I didn't find out much information about the relation of Mathematical induction and total-ordered set. So I guess somewhere I thought wrong.
I have no robust concept about them though, however I thought that any total-ordered set can be applied math induction, stated with my naive intuition below:
Because Mathematical induction is based on well-ordering principle, which is applied on $\mathbb{Z^+}$, I'd consider that any total-ordered set is isomorphic to $\mathbb{Z^+}$. By applying a topological sort on the total-ordered set, we can get a chain. The chain is actually the longest path of the total ordered set, so it preserves the order property. The isomorphism $f$ can be defined by: For all elements $x$ in the total-ordered set, $f(x)=$ " $x$'s order number in the chain".

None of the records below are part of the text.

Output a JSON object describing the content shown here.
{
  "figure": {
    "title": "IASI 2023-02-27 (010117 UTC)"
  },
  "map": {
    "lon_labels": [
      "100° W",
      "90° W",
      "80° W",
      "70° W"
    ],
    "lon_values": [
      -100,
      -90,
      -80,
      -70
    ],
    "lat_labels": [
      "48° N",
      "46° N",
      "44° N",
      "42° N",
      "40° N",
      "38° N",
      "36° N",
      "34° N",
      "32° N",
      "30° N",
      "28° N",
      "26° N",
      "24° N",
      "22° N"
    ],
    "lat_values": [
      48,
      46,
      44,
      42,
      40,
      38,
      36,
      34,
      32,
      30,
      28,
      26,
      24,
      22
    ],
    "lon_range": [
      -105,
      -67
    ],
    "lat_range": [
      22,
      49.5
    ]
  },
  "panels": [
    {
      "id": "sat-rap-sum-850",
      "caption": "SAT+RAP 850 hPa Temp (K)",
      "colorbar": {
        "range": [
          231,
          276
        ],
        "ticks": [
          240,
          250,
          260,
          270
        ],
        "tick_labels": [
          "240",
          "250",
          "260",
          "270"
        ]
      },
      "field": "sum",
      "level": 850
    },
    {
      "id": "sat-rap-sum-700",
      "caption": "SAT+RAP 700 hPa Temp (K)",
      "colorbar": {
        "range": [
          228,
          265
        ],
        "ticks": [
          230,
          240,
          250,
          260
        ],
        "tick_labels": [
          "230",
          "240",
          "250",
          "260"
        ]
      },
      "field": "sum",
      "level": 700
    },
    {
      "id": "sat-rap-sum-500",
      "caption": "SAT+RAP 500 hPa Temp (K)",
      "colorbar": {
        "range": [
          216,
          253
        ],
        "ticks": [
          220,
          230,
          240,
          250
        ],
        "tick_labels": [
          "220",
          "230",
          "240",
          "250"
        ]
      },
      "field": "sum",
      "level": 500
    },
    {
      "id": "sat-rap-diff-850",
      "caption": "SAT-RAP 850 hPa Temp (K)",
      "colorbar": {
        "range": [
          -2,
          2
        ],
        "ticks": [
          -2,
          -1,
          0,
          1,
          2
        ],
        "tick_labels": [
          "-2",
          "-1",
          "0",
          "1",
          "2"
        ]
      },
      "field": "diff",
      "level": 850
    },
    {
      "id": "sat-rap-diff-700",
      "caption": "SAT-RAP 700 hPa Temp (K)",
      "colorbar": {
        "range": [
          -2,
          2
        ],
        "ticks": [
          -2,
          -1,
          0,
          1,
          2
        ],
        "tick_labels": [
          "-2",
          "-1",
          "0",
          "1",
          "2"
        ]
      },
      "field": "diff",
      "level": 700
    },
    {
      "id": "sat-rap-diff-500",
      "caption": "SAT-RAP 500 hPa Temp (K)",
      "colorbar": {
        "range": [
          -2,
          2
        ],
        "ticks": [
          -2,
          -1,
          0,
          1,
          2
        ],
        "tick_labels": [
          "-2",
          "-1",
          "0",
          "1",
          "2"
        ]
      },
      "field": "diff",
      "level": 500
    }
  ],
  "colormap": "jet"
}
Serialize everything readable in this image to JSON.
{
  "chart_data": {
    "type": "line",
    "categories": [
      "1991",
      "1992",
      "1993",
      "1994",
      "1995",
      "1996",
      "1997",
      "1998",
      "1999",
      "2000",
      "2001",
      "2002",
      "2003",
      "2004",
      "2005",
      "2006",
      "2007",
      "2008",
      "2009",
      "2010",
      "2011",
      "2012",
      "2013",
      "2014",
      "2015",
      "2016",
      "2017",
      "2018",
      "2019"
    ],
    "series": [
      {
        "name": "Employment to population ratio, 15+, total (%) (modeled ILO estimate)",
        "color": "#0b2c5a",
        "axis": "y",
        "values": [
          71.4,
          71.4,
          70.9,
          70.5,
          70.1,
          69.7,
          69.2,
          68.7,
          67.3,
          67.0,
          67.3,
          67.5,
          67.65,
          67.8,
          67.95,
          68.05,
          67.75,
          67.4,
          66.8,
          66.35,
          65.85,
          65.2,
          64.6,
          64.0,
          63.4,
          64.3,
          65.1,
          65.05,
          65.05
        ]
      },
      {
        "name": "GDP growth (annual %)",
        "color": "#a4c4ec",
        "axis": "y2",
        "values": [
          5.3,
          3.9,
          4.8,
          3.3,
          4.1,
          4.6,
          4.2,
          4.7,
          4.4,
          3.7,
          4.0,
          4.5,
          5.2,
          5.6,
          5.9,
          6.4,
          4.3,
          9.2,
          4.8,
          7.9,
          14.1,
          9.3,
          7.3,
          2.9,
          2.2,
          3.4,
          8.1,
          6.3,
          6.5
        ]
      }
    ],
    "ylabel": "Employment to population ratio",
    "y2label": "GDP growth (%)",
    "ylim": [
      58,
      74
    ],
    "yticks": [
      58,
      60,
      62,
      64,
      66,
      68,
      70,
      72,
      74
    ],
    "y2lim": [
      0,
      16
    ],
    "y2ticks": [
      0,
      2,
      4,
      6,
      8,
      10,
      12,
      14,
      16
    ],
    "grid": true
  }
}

Hence, I "guess" that math induction can be applied on the total-ordered set,
based on the assumption that "If any set is isomorphic to $\mathbb{Z^+}$, and that isomorphism preserves the order information, then math induction can be applied on it", which I cannot tell is correct or not.
Thanks for any hint and correction!
Best Answer
One very general form of induction is well-founded induction. Suppose $\le$ well-founds $S$. Since any non-empty subset of $S$ has a $\lt$-minimal element, contrapositively $$(\forall x\in S(x\lt y\to\phi(x))\to\phi(y))\to\forall y\in S(\phi(y)).$$
One can't generalise this to total ordering, which doesn't guarantee an analogous property of $S$'s non-empty subsets.
However, one can sometimes induct without knowing how to well-found a set. For example, real induction relies on the fact that subsets of $\Bbb R$ have infima and suprema.